2 Replies Latest reply on Mar 29, 2016 12:41 PM by alkx

    Mellanox Infiniband + mmap() + MPI one-sided communication fails when DAPL UD enabled

    kjlee

      Hi!

      I used a trick in order to read a page located in a remote machine's disk.
      (using mmap() over the whole file in each machine and creating MPI_one_sided communication windows on it)

      It works fine when DAPL UD disabled but it spits the following error messages if I enable DAPL UD by setting 'I_MPI_DAPL_UD=1'.

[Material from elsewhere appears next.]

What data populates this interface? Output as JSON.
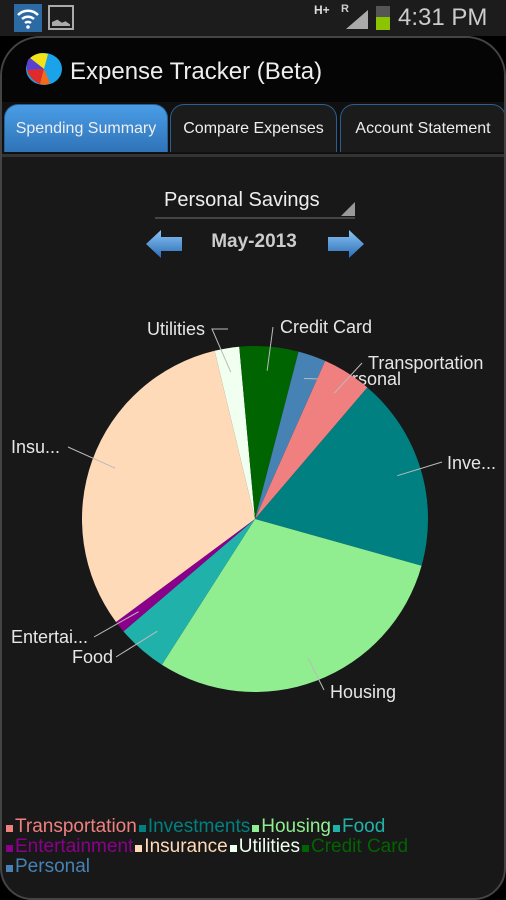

      XXX001:UCM:1d1a:84d2ab40: 271380 us(271380 us):  DAPL ERR reg_mr Cannot allocate memory

      [0:XXX001] rtc_register failed 196608 [0] error(0x30000):  unknown error

      Assertion failed in file ../../src/mpid/ch3/channels/nemesis/netmod/dapl/dapl_send_ud.c at line 1468: 0

      internal ABORT - process 0

      XXX002:UCM:31e2:27bacb40: 263683 us(263683 us):  DAPL ERR reg_mr Cannot allocate memory

      [1:XXX002] rtc_register failed 196608 [1] error(0x30000):  unknown error

      Assertion failed in file ../../src/mpid/ch3/channels/nemesis/netmod/dapl/dapl_send_ud.c at line 1468: 0

       

      Pleased refer to the attached file for the code I used.

       

      and I ran above program with following flags enabled:

       

      export I_MPI_FABRICS=dapl

      export I_MPI_DAPL_UD=1

       

      command: mpiexec.hydra  -genvall -machinefile ~/machines -n 2 -ppn 1 ${PWD}/test2

       

       

       

      Here are my general questions:

       

      (1) When the window over mmaped region is created, does the ib driver try to pin the whole memory region to prevent page faults?

       

      (2) Is the behavior when ib driver tries to register the memory region different depending on whether DAPL UD enabled/disabled?

       

       

       

       

      Experimental Environment:

       

      Hardware Spec:
      OS : CentOS 6.4 Final
      CPU : 2 * Intel® Xeon® CPU E5-2450 @ (2.10GHz, 8 physical cores)
      RAM : 32GB per each
      Ethernet: InfiniBand: Mellanox Technologies MT26428 [ConnectX VPI PCIe 2.0 5GT/s - IB QDR / 10GigE]

      Mellanox Infiniband driver: MLNX_OFED_LINUX-3.1-1.1.0.1 (OFED-3.1-1.1.0): 3.19.0

       

      thanks,